The moment refuses to die.
And he’s crying, I notice. Big, sad, silent tears that make his cheeks turn pink in the same way that I’ve seen lust do. I’m sorry. I really am sorry for him and his pain. I try my best to look somewhere else that’s not in front of me, but it’s hard to do so and have him not notice that I’m effortlessly trying not to let him know I’m seeing him cry.
I really am sorry for his loss.
Because this isn’t karma, or something he’s earned.... But this is more feeling that he’s let me see in years... and I’m a little disturbed by that.
Because this isn’t karma catching up for that time I cried my eyes out naked in his bed.

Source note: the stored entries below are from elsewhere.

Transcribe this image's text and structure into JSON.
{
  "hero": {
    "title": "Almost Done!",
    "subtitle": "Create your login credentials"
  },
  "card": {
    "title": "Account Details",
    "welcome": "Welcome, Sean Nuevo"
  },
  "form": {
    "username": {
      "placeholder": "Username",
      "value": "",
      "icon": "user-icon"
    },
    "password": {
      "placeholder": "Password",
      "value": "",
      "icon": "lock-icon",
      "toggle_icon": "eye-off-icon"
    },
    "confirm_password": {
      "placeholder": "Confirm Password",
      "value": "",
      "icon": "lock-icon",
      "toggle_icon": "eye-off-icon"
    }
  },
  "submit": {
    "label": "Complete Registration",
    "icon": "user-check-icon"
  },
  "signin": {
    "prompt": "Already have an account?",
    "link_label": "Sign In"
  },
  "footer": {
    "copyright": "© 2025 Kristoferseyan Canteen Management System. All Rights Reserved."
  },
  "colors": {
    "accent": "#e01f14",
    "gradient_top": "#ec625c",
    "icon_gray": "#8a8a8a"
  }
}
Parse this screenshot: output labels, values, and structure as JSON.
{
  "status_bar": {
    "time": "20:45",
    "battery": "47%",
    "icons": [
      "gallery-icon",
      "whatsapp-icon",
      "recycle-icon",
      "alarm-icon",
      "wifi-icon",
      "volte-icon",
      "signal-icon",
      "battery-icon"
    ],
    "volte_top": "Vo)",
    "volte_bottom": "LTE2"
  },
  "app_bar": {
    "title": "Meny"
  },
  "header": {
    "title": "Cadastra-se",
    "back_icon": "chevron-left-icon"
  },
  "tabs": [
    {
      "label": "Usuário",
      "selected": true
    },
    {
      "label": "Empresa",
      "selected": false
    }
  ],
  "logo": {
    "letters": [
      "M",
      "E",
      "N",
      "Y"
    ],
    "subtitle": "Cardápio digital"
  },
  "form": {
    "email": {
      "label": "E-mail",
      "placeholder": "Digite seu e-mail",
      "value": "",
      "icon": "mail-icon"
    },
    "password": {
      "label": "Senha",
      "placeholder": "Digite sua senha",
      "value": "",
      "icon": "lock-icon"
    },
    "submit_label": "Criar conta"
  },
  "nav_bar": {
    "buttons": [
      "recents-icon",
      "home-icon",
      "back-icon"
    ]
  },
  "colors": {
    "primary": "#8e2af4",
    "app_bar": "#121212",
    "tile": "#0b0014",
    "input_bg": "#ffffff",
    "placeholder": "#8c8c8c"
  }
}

He’s crying actual emotions. And I feel sorry for him. I want to give him a space to do so without having to see me, but he looks at me from the distance and I can’t help being uncomfortable. Pablo comes to hug him, and a part of me is relieved that not only is he being comforted, but that all my stupid, senseless impulses are stopped by that.
We met again later, as I crossed the cemetery to give the umbrella back. It isn’t raining anymore.
Not a word, just a quick, uncomfortable nod, and a lame attempt to smile.
Because, well, in the end.. this is how it ends. In party of 3, one will be left out, and I’ve always knowns we were too screwed up. In some place, I always knew it was going to be me.
*Proceeds to cut, cause this came out far longer than she expected.*
I’m better now. I’m relieved. I’m calmed.... at least we didn’t prolonge the inevitable. We’ve seen each other and I survived with my heart and all its pieces still held together.